Blog Post

Trauma
3rd January 2026
Trauma comes to seem as if it is "stored" in the body when something has happened that could not be brought into words at the time. What then shows itself through physical symptoms — the tension that won't release, the startle response, the numbness or pain with no clear medical cause — is not bottled-up emotion waiting to be discharged, but the trace of an experience that never found a place in meaning. The symptom functions, in this sense, like a bodily message that speaks without quite knowing what it is saying.
This is why so many people feel certain the answer must lie somewhere in the body itself. And there is something right about that intuition: the body is where the trace has lodged. But the body is not where the
solution lies. What looks like a somatic problem is really a problem of language — or rather, of its absence. The experience wasn't processed because it couldn't be; there were no words adequate to it at the time, or no one to receive those words, or both.

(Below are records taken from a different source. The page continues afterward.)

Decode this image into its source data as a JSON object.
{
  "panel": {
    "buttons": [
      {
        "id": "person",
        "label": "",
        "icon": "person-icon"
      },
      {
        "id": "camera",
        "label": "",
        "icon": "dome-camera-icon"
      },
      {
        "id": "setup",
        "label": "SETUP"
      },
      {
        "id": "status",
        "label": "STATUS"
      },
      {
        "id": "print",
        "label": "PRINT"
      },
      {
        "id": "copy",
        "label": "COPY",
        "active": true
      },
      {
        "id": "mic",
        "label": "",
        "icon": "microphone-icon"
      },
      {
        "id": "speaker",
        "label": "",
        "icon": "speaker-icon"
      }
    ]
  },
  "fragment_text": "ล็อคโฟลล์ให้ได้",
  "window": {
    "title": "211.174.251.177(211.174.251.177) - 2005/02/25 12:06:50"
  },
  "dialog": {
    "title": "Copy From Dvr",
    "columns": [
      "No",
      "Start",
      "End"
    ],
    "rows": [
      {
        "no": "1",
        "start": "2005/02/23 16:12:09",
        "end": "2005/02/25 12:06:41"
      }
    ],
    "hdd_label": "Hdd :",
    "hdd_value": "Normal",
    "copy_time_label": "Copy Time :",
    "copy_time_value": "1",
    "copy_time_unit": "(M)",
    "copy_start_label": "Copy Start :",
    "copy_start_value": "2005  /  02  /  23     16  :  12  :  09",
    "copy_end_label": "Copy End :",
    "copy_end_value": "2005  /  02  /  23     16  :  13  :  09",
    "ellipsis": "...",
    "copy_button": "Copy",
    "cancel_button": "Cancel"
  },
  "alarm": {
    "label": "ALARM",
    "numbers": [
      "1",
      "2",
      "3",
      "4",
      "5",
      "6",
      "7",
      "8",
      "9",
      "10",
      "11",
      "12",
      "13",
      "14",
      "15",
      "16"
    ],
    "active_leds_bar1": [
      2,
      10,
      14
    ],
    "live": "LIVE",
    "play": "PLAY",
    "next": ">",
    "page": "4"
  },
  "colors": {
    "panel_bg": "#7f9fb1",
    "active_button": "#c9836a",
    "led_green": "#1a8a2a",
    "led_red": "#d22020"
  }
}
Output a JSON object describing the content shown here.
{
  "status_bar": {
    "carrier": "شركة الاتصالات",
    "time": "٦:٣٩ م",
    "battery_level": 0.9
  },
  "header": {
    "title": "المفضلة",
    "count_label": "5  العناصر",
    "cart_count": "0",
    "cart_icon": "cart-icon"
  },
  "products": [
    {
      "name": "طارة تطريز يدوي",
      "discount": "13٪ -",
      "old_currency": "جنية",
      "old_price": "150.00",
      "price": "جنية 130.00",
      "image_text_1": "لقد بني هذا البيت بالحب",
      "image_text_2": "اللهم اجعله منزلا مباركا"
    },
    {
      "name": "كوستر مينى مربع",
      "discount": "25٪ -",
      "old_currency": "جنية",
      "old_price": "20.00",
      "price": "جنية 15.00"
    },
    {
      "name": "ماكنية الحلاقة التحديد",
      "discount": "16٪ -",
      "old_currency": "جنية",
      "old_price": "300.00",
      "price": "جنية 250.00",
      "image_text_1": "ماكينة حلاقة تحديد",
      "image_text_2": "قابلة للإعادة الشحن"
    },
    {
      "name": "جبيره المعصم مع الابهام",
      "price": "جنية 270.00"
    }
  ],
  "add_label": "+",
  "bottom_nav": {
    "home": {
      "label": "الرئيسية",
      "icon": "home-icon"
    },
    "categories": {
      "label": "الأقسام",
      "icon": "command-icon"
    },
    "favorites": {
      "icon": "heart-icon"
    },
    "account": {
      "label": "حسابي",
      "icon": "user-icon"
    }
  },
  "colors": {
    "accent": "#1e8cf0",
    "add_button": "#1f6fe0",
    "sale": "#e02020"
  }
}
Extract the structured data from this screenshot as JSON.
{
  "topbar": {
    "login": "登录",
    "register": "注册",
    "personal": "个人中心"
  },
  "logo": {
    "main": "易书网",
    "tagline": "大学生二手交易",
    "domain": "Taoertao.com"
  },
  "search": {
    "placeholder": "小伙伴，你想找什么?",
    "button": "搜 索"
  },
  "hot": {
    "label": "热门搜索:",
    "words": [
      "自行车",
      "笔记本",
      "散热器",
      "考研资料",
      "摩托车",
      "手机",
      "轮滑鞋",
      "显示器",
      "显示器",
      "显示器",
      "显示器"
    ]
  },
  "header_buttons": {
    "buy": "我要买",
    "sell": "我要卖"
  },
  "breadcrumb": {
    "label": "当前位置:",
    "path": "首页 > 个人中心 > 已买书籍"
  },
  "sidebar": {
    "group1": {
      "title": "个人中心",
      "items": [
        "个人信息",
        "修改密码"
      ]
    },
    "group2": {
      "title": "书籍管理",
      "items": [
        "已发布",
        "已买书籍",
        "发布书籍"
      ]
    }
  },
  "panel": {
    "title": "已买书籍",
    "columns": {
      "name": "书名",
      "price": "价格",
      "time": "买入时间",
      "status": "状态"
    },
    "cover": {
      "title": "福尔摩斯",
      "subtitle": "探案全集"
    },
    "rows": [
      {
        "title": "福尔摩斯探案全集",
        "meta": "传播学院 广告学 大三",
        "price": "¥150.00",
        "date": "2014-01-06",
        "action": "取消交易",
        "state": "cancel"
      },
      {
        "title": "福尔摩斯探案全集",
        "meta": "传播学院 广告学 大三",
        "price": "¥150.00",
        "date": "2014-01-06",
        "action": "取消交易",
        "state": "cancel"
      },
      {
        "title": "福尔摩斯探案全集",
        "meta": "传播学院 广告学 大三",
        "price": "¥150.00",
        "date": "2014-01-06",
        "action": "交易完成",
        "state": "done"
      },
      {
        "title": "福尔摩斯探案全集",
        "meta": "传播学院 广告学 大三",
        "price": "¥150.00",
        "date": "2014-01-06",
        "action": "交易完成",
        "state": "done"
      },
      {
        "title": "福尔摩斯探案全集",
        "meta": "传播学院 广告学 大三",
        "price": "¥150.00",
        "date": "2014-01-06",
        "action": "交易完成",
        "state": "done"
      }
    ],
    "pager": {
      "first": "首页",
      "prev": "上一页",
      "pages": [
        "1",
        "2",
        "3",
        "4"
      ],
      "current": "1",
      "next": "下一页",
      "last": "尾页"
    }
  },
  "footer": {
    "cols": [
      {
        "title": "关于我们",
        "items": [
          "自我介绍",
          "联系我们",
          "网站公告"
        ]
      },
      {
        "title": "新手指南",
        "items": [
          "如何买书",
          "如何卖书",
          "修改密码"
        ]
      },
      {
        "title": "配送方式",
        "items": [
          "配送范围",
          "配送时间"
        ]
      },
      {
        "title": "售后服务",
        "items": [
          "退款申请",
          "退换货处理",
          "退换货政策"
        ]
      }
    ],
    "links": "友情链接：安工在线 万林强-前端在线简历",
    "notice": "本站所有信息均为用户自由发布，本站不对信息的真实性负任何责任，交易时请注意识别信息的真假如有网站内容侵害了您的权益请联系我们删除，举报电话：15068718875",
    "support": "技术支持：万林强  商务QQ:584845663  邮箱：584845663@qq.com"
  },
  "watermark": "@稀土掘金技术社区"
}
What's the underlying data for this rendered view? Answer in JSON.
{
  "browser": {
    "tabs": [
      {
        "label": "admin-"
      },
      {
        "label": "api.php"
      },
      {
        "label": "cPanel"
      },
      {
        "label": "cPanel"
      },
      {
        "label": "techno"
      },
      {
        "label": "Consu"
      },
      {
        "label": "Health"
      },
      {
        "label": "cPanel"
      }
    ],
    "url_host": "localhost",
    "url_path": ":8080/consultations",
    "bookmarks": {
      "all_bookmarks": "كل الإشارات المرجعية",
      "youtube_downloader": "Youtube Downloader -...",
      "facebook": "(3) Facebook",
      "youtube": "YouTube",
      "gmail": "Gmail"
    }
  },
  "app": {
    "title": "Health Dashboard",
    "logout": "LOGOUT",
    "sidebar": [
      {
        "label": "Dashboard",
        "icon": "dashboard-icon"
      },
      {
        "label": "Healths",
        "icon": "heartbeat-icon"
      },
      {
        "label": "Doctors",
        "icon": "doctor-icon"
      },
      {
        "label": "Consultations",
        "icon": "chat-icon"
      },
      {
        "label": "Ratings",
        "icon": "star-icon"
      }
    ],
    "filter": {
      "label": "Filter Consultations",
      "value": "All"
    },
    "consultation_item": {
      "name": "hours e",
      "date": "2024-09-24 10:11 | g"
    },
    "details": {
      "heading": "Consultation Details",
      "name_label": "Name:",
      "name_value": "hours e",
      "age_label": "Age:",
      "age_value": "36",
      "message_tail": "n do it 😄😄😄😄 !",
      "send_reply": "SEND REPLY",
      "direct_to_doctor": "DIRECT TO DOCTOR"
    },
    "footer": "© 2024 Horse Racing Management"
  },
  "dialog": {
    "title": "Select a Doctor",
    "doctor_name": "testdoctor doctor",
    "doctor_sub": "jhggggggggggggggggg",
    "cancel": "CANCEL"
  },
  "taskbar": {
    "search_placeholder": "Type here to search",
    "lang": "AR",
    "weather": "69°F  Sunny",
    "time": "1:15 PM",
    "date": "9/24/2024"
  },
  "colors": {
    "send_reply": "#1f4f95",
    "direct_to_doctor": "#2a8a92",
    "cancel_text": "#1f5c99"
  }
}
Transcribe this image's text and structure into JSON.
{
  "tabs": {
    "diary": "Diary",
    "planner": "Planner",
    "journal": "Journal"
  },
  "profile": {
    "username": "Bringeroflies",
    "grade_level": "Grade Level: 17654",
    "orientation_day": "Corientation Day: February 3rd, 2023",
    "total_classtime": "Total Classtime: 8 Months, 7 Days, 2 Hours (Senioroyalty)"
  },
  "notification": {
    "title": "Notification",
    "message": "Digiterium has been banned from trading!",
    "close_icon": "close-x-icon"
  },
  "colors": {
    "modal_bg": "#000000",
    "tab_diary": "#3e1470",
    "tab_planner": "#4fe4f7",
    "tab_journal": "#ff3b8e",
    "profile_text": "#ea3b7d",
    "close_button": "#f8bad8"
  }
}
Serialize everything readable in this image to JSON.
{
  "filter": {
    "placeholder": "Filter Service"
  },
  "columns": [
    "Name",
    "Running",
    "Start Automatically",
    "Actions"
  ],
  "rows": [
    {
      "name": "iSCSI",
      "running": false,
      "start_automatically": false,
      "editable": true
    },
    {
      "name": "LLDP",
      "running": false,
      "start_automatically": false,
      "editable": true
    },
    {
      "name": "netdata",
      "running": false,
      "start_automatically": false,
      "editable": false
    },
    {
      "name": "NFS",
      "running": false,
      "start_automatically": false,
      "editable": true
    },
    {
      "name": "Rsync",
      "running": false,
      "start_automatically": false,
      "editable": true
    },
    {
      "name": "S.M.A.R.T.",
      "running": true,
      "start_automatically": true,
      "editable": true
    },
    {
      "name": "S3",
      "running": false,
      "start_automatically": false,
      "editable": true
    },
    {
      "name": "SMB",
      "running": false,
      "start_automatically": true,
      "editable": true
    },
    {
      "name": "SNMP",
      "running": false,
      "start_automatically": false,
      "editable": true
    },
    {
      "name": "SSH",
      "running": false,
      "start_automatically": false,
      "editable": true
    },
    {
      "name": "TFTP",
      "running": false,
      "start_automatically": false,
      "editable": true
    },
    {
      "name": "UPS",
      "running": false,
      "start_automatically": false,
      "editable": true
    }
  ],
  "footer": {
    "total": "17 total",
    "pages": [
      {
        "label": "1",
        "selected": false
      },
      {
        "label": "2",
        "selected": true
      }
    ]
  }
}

The task of therapy is therefore not to discharge pent-up feeling from the body — not to "complete" some interrupted defensive response, or to shake or breathe the trauma out. It is to help the person find ways of putting that once-unassimilable experience into language. This is painstaking, often slow work. It does not mean simply recounting events. It means finding words that actually do something, that locate the person in relation to what happened — who they were, what it meant, how it changed them. As experience becomes speakable in this fuller
sense, the symptom no longer has the same work to do. Relief comes through making sense, rather than through emotional release.
This follows Freud's decisive early insight — the one that founded psychoanalysis and that has been obscured by many of the therapeutic traditions that came after it. Hysterical suffering, he argued, does not require physical catharsis. It requires speech. The body was never the true container of the trauma; it was simply where what could not yet be said made itself felt. Treating the body directly, without addressing the gap in language, is to mistake the messenger for the message.
That gap can close. But it closes through words.